How To Handle Commercial Asphalt Paving Adjacent To Public Roads
One of the biggest challenges in the business of commercial asphalt paving is dealing with the interface between private and public areas. Public roads are often the arteries that bring the lifeblood of business to a commercial location. It is important to ensure you handle these interfaces properly. Be aware of these three things whenever your commercial asphalt connects with public roads.
Just because a road is there doesn't mean you're free to connect it or that it would be wise to do so. Most municipalities have rules regarding how commercial locations connect with surrounding streets, roads, and highways. A major reason these rules exist is to ensure that traffic can flow safely to, from, and around businesses.

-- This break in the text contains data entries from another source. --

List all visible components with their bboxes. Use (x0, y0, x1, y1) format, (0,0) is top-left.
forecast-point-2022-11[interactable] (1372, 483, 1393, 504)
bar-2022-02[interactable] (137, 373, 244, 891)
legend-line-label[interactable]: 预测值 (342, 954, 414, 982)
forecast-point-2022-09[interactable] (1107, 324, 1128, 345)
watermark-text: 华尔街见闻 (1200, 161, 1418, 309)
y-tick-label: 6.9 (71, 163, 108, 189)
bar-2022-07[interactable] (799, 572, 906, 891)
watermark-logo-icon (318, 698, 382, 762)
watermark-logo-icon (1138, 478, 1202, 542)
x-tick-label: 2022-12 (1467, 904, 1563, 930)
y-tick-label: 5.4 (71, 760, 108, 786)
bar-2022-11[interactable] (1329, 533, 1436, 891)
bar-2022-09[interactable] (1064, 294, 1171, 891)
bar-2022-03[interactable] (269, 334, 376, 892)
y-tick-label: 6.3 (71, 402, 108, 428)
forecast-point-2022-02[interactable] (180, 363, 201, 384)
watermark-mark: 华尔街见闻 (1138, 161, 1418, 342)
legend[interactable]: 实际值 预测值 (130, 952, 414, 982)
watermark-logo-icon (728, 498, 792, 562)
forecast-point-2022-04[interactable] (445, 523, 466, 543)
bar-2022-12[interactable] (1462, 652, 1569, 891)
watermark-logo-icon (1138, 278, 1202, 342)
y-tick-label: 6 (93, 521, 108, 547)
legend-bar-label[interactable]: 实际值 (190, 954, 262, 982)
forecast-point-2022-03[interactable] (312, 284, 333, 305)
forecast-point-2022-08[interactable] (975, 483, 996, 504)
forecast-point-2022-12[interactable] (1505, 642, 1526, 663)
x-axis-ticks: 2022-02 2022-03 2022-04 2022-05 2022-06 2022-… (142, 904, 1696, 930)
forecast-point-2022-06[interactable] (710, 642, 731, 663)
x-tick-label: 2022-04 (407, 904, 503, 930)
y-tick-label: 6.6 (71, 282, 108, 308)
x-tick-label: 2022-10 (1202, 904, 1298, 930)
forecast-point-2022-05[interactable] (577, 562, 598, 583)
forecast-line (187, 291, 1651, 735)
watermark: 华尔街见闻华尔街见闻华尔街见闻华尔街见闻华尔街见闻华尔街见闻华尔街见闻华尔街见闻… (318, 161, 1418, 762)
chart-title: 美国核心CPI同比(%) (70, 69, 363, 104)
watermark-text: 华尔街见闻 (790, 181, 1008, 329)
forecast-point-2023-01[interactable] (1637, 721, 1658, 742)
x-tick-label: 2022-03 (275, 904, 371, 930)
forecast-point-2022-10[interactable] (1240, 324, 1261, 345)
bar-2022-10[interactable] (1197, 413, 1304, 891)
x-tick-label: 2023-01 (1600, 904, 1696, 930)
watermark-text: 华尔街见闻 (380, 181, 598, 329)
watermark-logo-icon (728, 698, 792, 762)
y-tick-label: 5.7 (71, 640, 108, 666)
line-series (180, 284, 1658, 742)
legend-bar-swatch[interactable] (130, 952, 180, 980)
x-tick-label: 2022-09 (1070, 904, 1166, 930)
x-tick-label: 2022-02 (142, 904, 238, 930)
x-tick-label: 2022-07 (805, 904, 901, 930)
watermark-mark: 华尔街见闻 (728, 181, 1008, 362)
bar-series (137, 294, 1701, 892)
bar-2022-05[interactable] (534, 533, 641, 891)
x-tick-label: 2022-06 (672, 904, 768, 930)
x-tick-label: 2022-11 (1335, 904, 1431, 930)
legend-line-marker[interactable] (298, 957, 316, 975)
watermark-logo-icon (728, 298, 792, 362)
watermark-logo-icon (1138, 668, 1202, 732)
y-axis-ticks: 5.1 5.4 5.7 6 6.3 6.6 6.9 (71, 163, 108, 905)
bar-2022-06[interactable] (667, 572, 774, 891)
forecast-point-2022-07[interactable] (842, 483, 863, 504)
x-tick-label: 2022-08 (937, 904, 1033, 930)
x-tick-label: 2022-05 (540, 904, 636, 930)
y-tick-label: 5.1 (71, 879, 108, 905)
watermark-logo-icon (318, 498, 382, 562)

Depending on the rules where your business resides, you may need to do a study of the impact your connections will have on the flow of traffic. You will also likely have to seek approval from a local board for each connection. On the upside, most communities want businesses to thrive so the board will want to help you get this right.
Many local roadways have curbs. These are often present to channel water toward storm drainage systems without creating hazards for traffic. Some localities also have rules about listing addresses on curbsides to ensure all street addresses are identifiable without walking up to the buildings on them.
Curbing requirements vary widely from city to city and even within neighborhoods of cities. In some locations, the city will allow a commercial asphalt paving services company to connect your surface directly to the asphalt of the local roadway. Other locations may require the asphalt paving to stop before it hits the curb.
Whenever possible, you don't want drainage from your property to create problems along the adjoining roadways. Ideally, your property will have connections to the local stormwater drainage system. Usually, a commercial asphalt paving services contractor can gently slope parts of a parking lot or side street to direct water into the drains on your property.
If the location has major drainage issues, asphalt may also be part of the solution. Contractors can often create porous asphalt mixtures. While these surfaces don't serve as drainage systems in their own right, they can allow some water to go through the asphalt and into the ground. This will encourage drying on your property and limit how much water will flood onto the public roads during heavy storms.